# Jerusalem Inlay Scene



## WoodenRanger (Jul 12, 2009)

Scene looking out from inside the walls of Jerusalem

whitetail deer antler

Wall- bethlehem olive
Door-walnut, ebony
Mountains-orange
Crosses-dogwood

Thanks for looking!


----------



## markgum (Jul 12, 2009)

AWESOME art. this is truly incrediable.   how long did it take to make it?


----------



## Rollerbob (Jul 12, 2009)

Wow, really nice work............ I'm talking lots of nice work!! Kinda reminds me of some of Eagle's work!


----------



## les-smith (Jul 12, 2009)

You need to submit that to the Pen Makers Guild. Awesome pen.


----------



## jimm1 (Jul 12, 2009)

Holy $@#*, Well maybe just "HOLY..."


----------



## rjwolfe3 (Jul 12, 2009)

WOW!


----------



## akbar24601 (Jul 13, 2009)

Dude, that is truly BEAUTIFUL!!! Wonderful work!


----------



## Justdon83 (Jul 13, 2009)

Truly a unique pen. 
I love the theme. 
Outstanding work!


----------



## workinforwood (Jul 13, 2009)

Very nicely done.  looks great!


----------



## Ligget (Jul 13, 2009)

That is awesome!


----------



## TurnaPen (Jul 13, 2009)

I appreciate that on two fronts, firstly as a Christian it reminds me of the origins of my faith, secondly as an artist it makes me droooll!! well done. Amos


----------



## JWH (Jul 13, 2009)

Awe-Inspiring!!!


----------



## gaeast54 (Jul 13, 2009)

Hi Liggget, Where did you get the inlay for your pen? It sure turned out nice.


----------



## CSue (Jul 13, 2009)

That is simply amazing!  What a great piece of work.  Awesome!


----------



## BRobbins629 (Jul 13, 2009)

Way cool.


----------



## djpnevans (Jul 13, 2009)

What can one say but WELL DONE there is a lot of work in there. So do tell how did you do it.
David


----------



## skiprat (Jul 13, 2009)

Rollerbob said:


> Wow, really nice work............ I'm talking lots of nice work!! Kinda reminds me of some of Eagle's work!

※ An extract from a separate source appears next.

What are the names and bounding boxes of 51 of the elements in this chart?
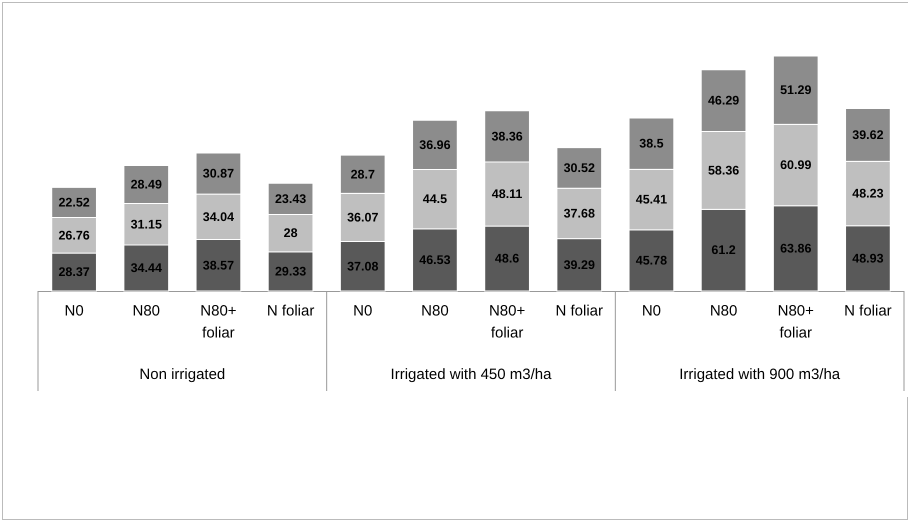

I agree.:biggrin: Even Eagle would have been proud to have done that.
Excellent work!!!:biggrin:


----------



## mickr (Jul 13, 2009)

Astounding


----------



## tim self (Jul 13, 2009)

And that took you about 10 minutes to do right?  Totally awesome.  Love the work.


----------



## bobindayton (Jul 13, 2009)

That is an amazing pen. How do you cut such a perfect ocal into the blank? I looked at you cross pens and the are perfect fits with the inlay.

Bob


----------



## WoodenRanger (Jul 13, 2009)

Thanks for the comments.  That was my 2nd go around.  The 1st attempt the inlayed did not look right when I turned it.  To make the hole for the inlay I made a jig that  I use with my router.  The rest of it is done shaping the wood pieces on a sander on my lathe and putting them together like a mini puzzle.  Then dying some epoxy and pouring it in for the sky background.  I do not have a lot of time so the pen took several months working on it a little at a time.


----------



## DCBluesman (Jul 13, 2009)

Beautiful work!


----------



## leehljp (Jul 13, 2009)

I really like that pen and I like the other one like it on your web site! Well done!


----------



## Jim15 (Jul 13, 2009)

That is an awesome pen.


----------



## VisExp (Jul 13, 2009)

Woody, the pen is very inspiring.  Beautiful work.


----------



## louisbry (Jul 13, 2009)

Very awesome.  I havent seen anything like it.


----------



## OKLAHOMAN (Jul 13, 2009)

Echo all comments above!


----------



## johncrane (Jul 13, 2009)

Excellent work and pen!


----------



## dkarcher (Jul 13, 2009)

Very nicely done! Excellent!


----------



## desertyellow (Jul 13, 2009)

that is lots of awesome!


----------



## mbroberg (Jul 13, 2009)

Truly, a work of art.


----------



## Texatdurango (Jul 13, 2009)

Nicest inlay work I have seen on the forum since joining April 2007!


----------



## stoneman (Jul 13, 2009)

Great job. This one is a real beauty.


----------



## watchman7 (Jul 13, 2009)

Really hard to come with any additional words to describe that pen. It is a real testamonial to your art that you would spend the time to make it perfect. I have a feeling that you will be blessed in many ways for making it.


----------



## shull (Jul 13, 2009)

Beautiful work of art.  Your eyes are obviously better than mine are.
When are you going to post the tutorial? :rotfl:


----------



## Moosewatcher (Jul 14, 2009)

Steve, I don't think anyone ever asked Michaelangelo or Picasso to write a tutorial.  :winkShades of Herringbone, I got the joke).


[Beautiful work of art. Your eyes are obviously better than mine are.
When are you going to post the tutorial? :rotfl:]


----------



## gketell (Jul 14, 2009)

Wow now that is a gorgeous piece of workmanship!!  Beautifully done!!!


----------



## redfishsc (Jul 14, 2009)

WoodenInk said:


> I appreciate that on two fronts, firstly as a Christian it reminds me of the origins of my faith, secondly as an artist it makes me droooll!! well done. Amos





skiprat said:


> Even Eagle would have been proud to have done that.
> Excellent work!!!:biggrin:





watchman7 said:


> Really hard to come with any additional words to describe that pen. It is a real testamonial to your art that you would spend the time to make it perfect. I have a feeling that you will be blessed in many ways for making it.





Three statements I could NOT have said better!!!!!!!!


Your choice of materials is very appropriate and superbly executed. Rock on, brother!


----------



## hewunch (Jul 14, 2009)

I thought I had commented on this, but I guess I hadn't. Really, that is awesome! I can't think of anything else to say, as it has already been said. Really, great work!


----------